Scelte coraggiose, si dirà. Vero. Il problema è che mentre gli alleati di Conte sfidano gli Stati Uniti, dall’altra parte lo stesso premier flirta con gli Usa sia sul fronte dello Spygate che su quello personale con the Donald, chiede esenzioni sulle sanzioni all’Iran, spera nel sostegno in Libia e soprattutto confida che la Lockheed Martin sconti e resti in attesa che l’Italia paghi gli F-35 evitando anche l’impegno all’aumento del budget per la Nato. Di fronte a questo complesso meccanismo di richieste, è chiaro che gli Stati Uniti chiedano in cambio un governo allineato. Cosa che l’M5S non è mai riuscito a garantire né con Di Maio ministro dello Sviluppo economico né con Di Maio ministro degli Esteri. E adesso, la scudisciata di Grillo all’ambasciata cinese – contemporanea all’allineamento di Conte con l’asse franco-tedesco in Europa -potrebbe essere l’ultimo campanello d’allarme per gli Stati Uniti.
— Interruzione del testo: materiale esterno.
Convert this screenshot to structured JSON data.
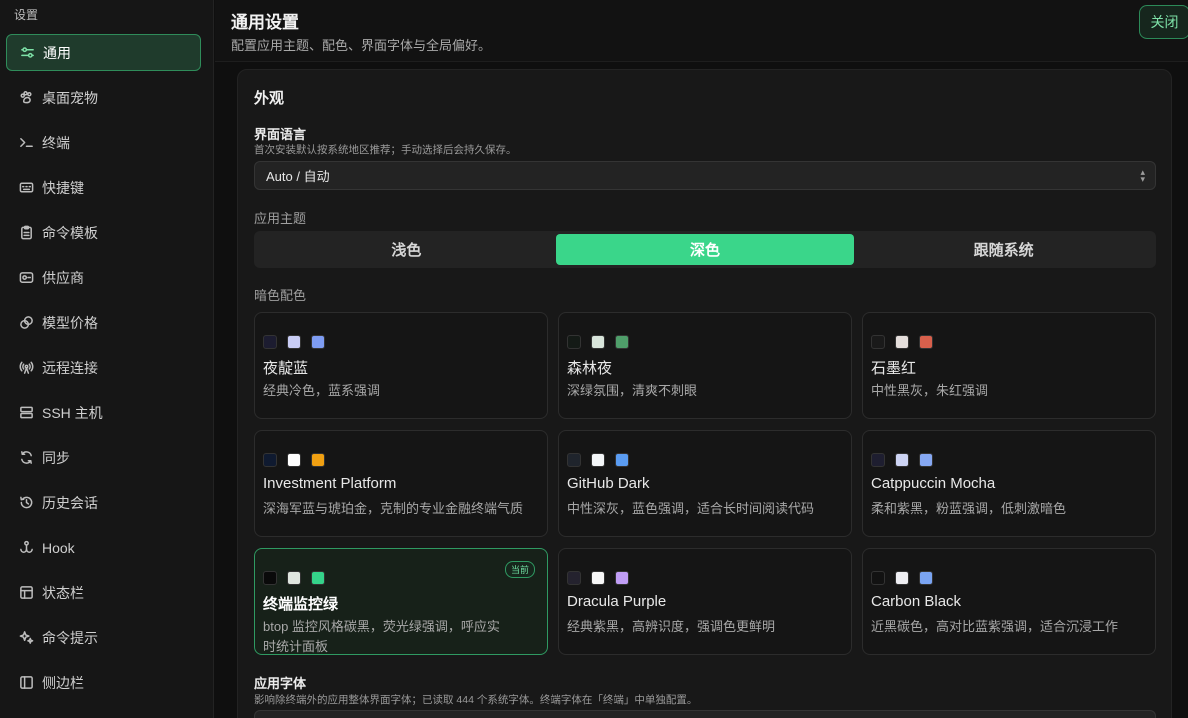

Che per “Giuseppi” potrebbe trasformarsi nell’ultimo avvertimento.
L’impressione è che il vertice tra Grillo e Li Jinhua possa essere quindi molto più foriero di conseguenze di quanto si voglia pensare. E soprattutto di quanto voglia far credere lo stesso ex comico. Il ponte tra Pechino e Cinque Stelle passa non solo per Di Maio, ma anche per i piani di Grillo che, da sponsor del nuovo governo con il Partito democratico ora diventa anche un fiero sostenitore dell’apertura alla Cina. E non è un caso che questa nuova alleanza parlamentare tra Pd e M5s passi anche per la possibile elezione di un presidente della Repubblica che potrebbe essere proprio quel Romano Prodi che ha da sempre ottimi rapporti con l’Ue e con la Cina. Un filo rosso, giallorosso, che lega Pechino e Roma via Genova. Ma il governo deve stare attento: gli Stati Uniti hanno il potere di decidere come e quando staccare la spina. E questa corrispondenza d’amorosi sensi potrebbe avere effetti molto gravi.